King's College London

3 papers in the library · 49 citations · publishing 2022-2026

Papers

Differential contributions of serotonergic and dopaminergic functional connectivity to the phenomenology of LSD

Psychopharmacology March 24, 2022 Timothy Lawn, Ottavia Dipasquale, Alexandros Vamvakas et al. 48 citations

LSD alters functional connectivity in the brain in ways that depend on its interactions with multiple serotonin and dopamine receptors, not only the 5-HT2A receptor. By analyzing brain scans from 15 participants, researchers found that LSD-induced changes in connectivity linked to different receptors corresponded to different subjective effects: serotonin-related receptors were predominantly associated with perceptual changes, while dopamine-related receptors were more tied to alterations in selfhood and cognition. These patterns were distinct, with similar relationships appearing within each receptor family but not between them. The findings suggest that LSD's full effects involve a broader set of receptors than previously emphasized.

Accurate and Interpretable Prediction of Antidepressant Treatment Response from Receptor-informed Neuroimaging

bioRxiv (Cold Spring Harbor Laboratory) Hanna M. Tolle, Andrea I Luppi, Timothy Lawn et al. 1 citation preprint

A geometric deep learning model called graphTRIP predicts post-treatment depression severity from pretreatment clinical and brain imaging data. Trained on a clinical trial comparing psilocybin and escitalopram, it achieves strong predictive accuracy (r = 0.75) and generalizes to an independent dataset. The model links better outcomes to reduced functional coupling within serotonin systems and broader serotonergic integration with sensory-motor networks. Causal analysis shows a group-level advantage of psilocybin over escitalopram but identifies individuals with specific stress-related neuromodulatory profiles who may benefit more from escitalopram, advancing precision medicine and biomarker discovery in depression.

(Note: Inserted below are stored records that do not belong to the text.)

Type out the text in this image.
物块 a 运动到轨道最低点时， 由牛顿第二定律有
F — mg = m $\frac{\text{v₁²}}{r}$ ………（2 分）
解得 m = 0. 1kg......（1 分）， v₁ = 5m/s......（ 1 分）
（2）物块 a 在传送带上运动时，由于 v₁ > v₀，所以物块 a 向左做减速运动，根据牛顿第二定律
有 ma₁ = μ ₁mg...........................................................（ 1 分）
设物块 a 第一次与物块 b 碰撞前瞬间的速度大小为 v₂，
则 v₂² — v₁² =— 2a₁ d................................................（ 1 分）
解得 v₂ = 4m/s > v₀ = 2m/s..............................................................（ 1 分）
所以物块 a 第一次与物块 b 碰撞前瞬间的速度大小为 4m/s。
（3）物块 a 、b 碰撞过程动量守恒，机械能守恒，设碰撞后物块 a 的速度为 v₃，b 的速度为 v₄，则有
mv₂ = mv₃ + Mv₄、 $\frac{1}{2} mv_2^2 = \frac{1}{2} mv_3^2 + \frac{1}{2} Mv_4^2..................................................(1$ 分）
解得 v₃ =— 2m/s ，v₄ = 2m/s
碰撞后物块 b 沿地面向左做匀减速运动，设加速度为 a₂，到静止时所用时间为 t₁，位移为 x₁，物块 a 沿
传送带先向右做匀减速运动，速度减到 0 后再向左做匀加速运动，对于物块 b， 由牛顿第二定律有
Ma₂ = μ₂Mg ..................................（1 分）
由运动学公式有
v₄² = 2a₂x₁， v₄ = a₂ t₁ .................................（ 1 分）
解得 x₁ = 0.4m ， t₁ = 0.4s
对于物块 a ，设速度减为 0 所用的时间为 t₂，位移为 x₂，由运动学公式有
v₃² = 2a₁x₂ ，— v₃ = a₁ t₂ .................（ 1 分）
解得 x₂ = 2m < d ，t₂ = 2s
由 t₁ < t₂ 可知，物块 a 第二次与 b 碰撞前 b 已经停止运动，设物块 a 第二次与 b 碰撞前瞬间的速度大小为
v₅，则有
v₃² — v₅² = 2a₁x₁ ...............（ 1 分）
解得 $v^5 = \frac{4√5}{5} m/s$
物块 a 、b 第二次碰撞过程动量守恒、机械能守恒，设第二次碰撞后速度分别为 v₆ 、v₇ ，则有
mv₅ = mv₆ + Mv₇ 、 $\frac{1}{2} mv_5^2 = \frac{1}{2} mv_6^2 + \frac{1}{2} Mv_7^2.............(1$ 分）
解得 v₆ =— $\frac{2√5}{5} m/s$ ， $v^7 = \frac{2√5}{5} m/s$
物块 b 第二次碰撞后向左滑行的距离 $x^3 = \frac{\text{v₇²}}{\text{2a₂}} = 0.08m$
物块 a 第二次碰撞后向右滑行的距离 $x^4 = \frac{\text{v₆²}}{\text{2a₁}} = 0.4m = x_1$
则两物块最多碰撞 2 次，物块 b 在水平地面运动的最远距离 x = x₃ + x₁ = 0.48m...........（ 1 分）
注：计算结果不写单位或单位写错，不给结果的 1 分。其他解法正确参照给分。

Spatial collinearity constrains multivariate molecular-enriched network estimation.

bioRxiv : the preprint server for biology June 12, 2026 Timothy Lawn, Johan Nakuci, Steve Cr Williams et al.

Spatial overlap among brain receptor maps derived from PET imaging can distort analyses that model multiple receptors together. Using test-retest fMRI data, the authors show that as more receptors are included in a multivariate model, the reliability of the resulting functional connectivity networks decreases, and this degradation is driven by collinearity among the receptor maps. A univariate approach, modeling each receptor independently, produces more reliable networks and, in a study comparing LSD to placebo, better captured the known role of the 5HT-2A receptor. Spatial collinearity is a fundamental constraint on multivariate molecular-enriched network estimation, and univariate modeling is recommended as a more robust default.